Endocrine Abstracts

JOINT508

Background: Turner Syndrome (TS), a chromosomal disorder resulting from partial or complete monosomy of the X chromosome, affects multiple organ systems, including the brain. TS is characterized by distinct neurocognitive and structural abnormalities, including deficits in visuospatial abilities, social cognition, and memory, along with morphological changes in specific brain regions. Understanding these changes through neuroimaging is critical for improving diagnosis and targeted interventions.

Methods: A systematic review of 15 neuroimaging studies was conducted, encompassing 696 patients with TS, ranging from children to adults, and 641 matched controls. Studies utilized multimodal MRI techniques, including volumetric analysis, diffusion tensor imaging, and surface-based morphometry. Key outcomes assessed included regional brain volume, cortical thickness, white matter integrity, and functional connectivity.

Results: Neuroimaging studies consistently demonstrated structural and functional alterations in TS. Common findings included:.

• Amygdala and hippocampus: In 30 TS patients, increased left amygdala volume and reduced right hippocampal volume were observed, which correlated with social cognition and memory deficits.

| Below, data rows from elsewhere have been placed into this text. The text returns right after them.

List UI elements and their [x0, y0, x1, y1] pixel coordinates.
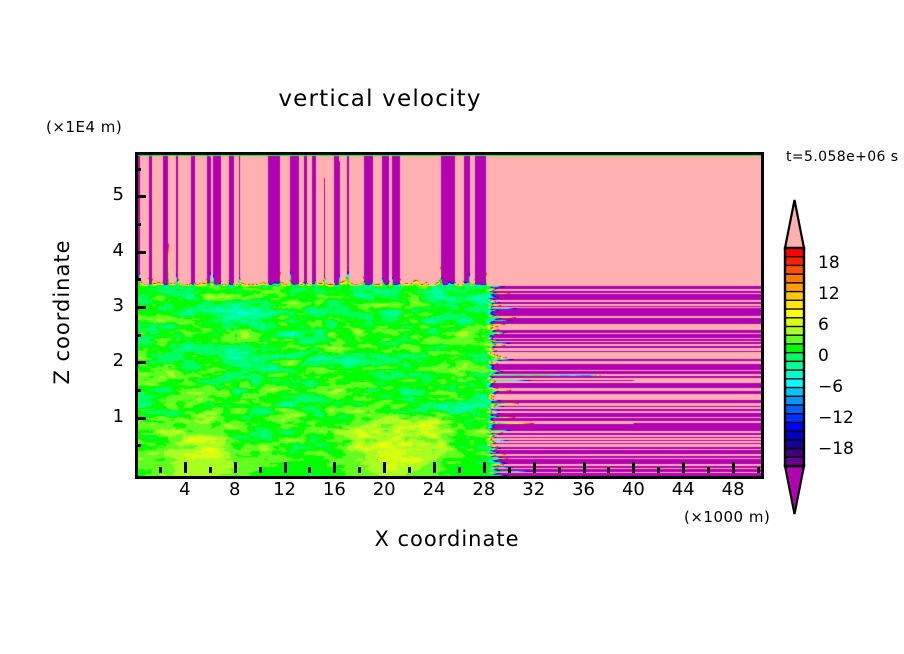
x-axis-tick-label: 16: [322, 479, 346, 500]
colorbar-tick-label: −12: [818, 408, 854, 429]
colorbar-band: [784, 290, 805, 302]
x-axis-tick-label: 36: [572, 479, 595, 500]
colorbar-band: [784, 308, 805, 320]
x-axis-tick: [358, 467, 362, 473]
colorbar-band: [784, 439, 805, 450]
y-axis-tick: [135, 167, 141, 171]
colorbar-tick-label: 12: [818, 283, 840, 304]
x-axis-tick-label: 32: [522, 479, 546, 500]
x-axis-tick: [732, 462, 736, 473]
x-axis-tick-label: 12: [273, 479, 296, 500]
colorbar-band: [784, 386, 805, 398]
colorbar-over-range-arrow: [783, 199, 806, 250]
colorbar-border: [783, 246, 806, 468]
x-axis-tick: [233, 462, 237, 473]
colorbar-band: [784, 378, 805, 389]
colorbar-band: [784, 412, 805, 424]
x-axis-tick: [557, 467, 561, 473]
y-axis-tick: [135, 333, 141, 337]
colorbar-band: [784, 325, 805, 337]
colorbar-band: [784, 264, 805, 276]
colorbar-band: [784, 247, 805, 259]
y-axis-tick-label: 3: [112, 294, 124, 316]
colorbar-band: [784, 273, 805, 285]
x-axis-tick-label: 28: [472, 479, 496, 500]
x-axis-tick-label: 40: [621, 479, 645, 500]
x-axis-tick: [208, 467, 212, 473]
colorbar-band: [784, 369, 805, 381]
colorbar-band: [784, 334, 805, 346]
colorbar-band: [784, 404, 805, 415]
x-axis-tick-label: 4: [179, 479, 191, 500]
colorbar-band: [784, 299, 805, 311]
x-axis-tick: [333, 462, 337, 473]
x-axis-tick: [433, 462, 437, 473]
x-axis-tick-label: 24: [422, 479, 446, 500]
x-axis-units-label: (×1000 m): [684, 508, 771, 526]
x-axis-tick: [482, 462, 486, 473]
x-axis-tick: [183, 462, 187, 473]
colorbar-tick-label: 6: [818, 314, 829, 335]
y-axis-tick-label: 1: [112, 405, 124, 427]
x-axis-tick: [607, 467, 611, 473]
x-axis-tick: [682, 462, 686, 473]
y-axis-tick: [135, 305, 146, 309]
contour-plot-area: [135, 152, 764, 479]
colorbar-tick-label: −18: [818, 439, 854, 460]
y-axis-tick-label: 4: [112, 239, 124, 261]
x-axis-tick: [582, 462, 586, 473]
x-axis-tick: [158, 467, 162, 473]
colorbar: [780, 196, 810, 518]
colorbar-band: [784, 360, 805, 372]
x-axis-title: X coordinate: [374, 527, 520, 551]
colorbar-tick-label: 18: [818, 252, 840, 273]
contour-field-canvas: [138, 155, 761, 476]
colorbar-band: [784, 430, 805, 442]
y-axis-tick: [135, 250, 146, 254]
y-axis-tick: [135, 222, 141, 226]
x-axis-tick-label: 20: [372, 479, 396, 500]
y-axis-tick: [135, 361, 146, 365]
x-axis-tick: [308, 467, 312, 473]
y-axis-tick-label: 5: [112, 184, 124, 206]
x-axis-tick: [457, 467, 461, 473]
x-axis-tick: [507, 467, 511, 473]
y-axis-tick: [135, 416, 146, 420]
x-axis-tick: [408, 467, 412, 473]
colorbar-band: [784, 395, 805, 407]
y-axis-tick-label: 2: [112, 350, 124, 372]
x-axis-tick-label: 44: [671, 479, 695, 500]
x-axis-tick-label: 48: [721, 479, 745, 500]
y-axis-units-label: (×1E4 m): [46, 118, 123, 136]
colorbar-under-range-arrow: [783, 464, 806, 515]
colorbar-band: [784, 343, 805, 354]
colorbar-band: [784, 447, 805, 459]
colorbar-band: [784, 351, 805, 363]
y-axis-title: Z coordinate: [50, 239, 74, 385]
colorbar-tick-label: 0: [818, 346, 829, 366]
y-axis-tick: [135, 278, 141, 282]
x-axis-tick: [707, 467, 711, 473]
colorbar-band: [784, 256, 805, 267]
colorbar-tick-label: −6: [818, 377, 844, 398]
colorbar-swatches: [783, 199, 806, 515]
x-axis-tick: [383, 462, 387, 473]
y-axis-tick: [135, 388, 141, 392]
page-title: vertical velocity: [278, 86, 482, 112]
colorbar-band: [784, 282, 805, 293]
y-axis-tick: [135, 444, 141, 448]
x-axis-tick: [632, 462, 636, 473]
x-axis-tick: [657, 467, 661, 473]
x-axis-tick: [532, 462, 536, 473]
time-annotation: t=5.058e+06 s: [786, 149, 899, 165]
x-axis-tick: [283, 462, 287, 473]
x-axis-tick: [757, 467, 760, 473]
colorbar-band: [784, 317, 805, 328]
colorbar-band: [784, 421, 805, 433]
x-axis-tick: [258, 467, 262, 473]
x-axis-tick-label: 8: [228, 479, 241, 500]
y-axis-tick: [135, 195, 146, 199]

• Parietal regions: Aberrant growth trajectories of white and gray matter were evident, especially in the left superior parietal regions, linked to visuospatial impairments.

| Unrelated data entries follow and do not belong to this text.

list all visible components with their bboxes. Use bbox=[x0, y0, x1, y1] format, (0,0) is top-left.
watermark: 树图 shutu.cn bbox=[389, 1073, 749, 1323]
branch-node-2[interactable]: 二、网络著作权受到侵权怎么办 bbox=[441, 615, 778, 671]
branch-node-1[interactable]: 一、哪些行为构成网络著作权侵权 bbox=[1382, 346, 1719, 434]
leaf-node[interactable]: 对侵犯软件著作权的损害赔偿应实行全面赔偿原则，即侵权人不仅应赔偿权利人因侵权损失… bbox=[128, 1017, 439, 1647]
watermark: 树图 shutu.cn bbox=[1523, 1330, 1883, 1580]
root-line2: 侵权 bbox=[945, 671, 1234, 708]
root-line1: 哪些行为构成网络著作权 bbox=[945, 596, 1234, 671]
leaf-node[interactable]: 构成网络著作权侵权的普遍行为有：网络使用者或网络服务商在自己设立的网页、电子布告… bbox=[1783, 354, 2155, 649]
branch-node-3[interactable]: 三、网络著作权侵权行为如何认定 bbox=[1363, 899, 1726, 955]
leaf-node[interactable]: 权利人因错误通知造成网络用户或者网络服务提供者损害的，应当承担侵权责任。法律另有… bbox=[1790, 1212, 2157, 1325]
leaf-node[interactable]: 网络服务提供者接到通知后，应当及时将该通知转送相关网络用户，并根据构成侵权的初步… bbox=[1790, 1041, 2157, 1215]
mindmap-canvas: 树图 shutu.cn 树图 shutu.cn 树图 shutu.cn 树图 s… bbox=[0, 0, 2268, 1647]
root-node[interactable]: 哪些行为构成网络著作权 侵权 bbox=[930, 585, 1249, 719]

• Cortical structure: Smaller cortical surface area and increased cortical thickness were predominant in TS patients, with regional differences in the pericalcarine, postcentral, and parietal areas.

• White matter networks: Reduced topological efficiency of hemispheric white matter connectivity was observed, particularly in the parietal modules, impairing working memory.

• Functional connectivity: Intrinsic connectivity disruptions in regions involved in math-related cognition and visuospatial processing were identified.

Across studies, the role of X chromosome haploinsufficiency, hormonal deficiencies (notably estrogen), and genomic imprinting were underscored as key contributors to these neurodevelopmental anomalies.

Discussion: These findings highlight the interplay of genetic and hormonal factors in shaping brain development in TS. The identified structural abnormalities have direct implications for neurocognitive deficits, particularly in visuospatial, social, and memory domains. The data suggest the importance of early diagnosis and tailored interventions, including hormonal replacement therapy, to mitigate neurodevelopmental challenges.

Conclusion: Consistent neuroimaging findings show that Turner Syndrome profoundly impacts brain structure and function. A comprehensive understanding of these alterations can guide improved therapeutic strategies, enhancing the quality of life for individuals with TS. Future research should focus on longitudinal studies to track developmental trajectories and the impact of interventions.